Pecahan kaca itu membuat para pengunjung menjadi ketakutan, dan berlari keluar.
Pak Sahrul, pemilik toko itu tidak berkutik. Hanya diam dan menunduk.
"Hei.. pak tua. Kapan kau akan membayar hutangmu beserta bungamu." ucap Anto dengan suara keras.
Sementara ketua dari rombongan itu mengambil buku, dan membacanya, dengan darah yang masih menetes akibat meninju pintu kaca, dia duduk di ujung gang antara rak-rak buku itu sambil menyenderkan kedua kakinya di atas tumpukan buku.
"Beri waktu seminggu lagi, aku mohon" ucap pak Sahrul.
"Kau selalu mengulur waktu.
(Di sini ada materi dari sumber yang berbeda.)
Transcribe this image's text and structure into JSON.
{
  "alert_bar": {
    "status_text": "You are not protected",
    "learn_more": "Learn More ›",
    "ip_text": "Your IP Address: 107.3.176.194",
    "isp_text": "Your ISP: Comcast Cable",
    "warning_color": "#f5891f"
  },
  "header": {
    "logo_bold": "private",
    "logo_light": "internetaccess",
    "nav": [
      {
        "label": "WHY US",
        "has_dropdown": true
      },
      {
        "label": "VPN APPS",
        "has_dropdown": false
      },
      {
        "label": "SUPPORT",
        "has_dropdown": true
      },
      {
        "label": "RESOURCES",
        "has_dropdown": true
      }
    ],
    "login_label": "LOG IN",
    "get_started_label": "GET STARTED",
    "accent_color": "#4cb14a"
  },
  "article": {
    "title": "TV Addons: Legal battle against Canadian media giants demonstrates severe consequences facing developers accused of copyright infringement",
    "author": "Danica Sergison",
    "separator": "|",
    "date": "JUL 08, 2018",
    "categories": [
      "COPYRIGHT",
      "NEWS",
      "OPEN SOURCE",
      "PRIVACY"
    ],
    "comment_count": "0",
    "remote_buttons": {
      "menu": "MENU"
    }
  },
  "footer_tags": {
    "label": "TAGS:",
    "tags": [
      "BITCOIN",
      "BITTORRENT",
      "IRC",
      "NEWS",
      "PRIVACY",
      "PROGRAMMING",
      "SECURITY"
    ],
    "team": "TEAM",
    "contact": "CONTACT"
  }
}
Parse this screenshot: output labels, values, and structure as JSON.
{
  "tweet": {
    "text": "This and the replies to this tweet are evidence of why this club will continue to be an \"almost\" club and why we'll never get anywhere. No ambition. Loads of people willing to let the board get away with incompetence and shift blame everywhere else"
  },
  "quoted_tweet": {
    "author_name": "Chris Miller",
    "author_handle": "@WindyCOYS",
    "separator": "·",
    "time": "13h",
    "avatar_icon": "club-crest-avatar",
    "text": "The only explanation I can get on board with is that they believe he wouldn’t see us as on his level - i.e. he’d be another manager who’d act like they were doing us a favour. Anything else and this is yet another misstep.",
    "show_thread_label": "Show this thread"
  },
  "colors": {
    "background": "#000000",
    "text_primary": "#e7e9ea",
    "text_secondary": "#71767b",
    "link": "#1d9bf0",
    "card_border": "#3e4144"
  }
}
Kau tau, bungamu akan semakin banyak kalau kau tidak segera membayarnya" teriak salah satu dari preman itu.
"Bawa dia keluar" ucap preman lainnya.
Pak Sahrul di tarik keluar toko.
Bu Sahrul yang mendengar keributan itu turun dari lantai atas dan mendekap suaminya.
"Ampuni kami, ampuni kami" tangisnya, tapi tidak dihiraukan oleh para preman itu.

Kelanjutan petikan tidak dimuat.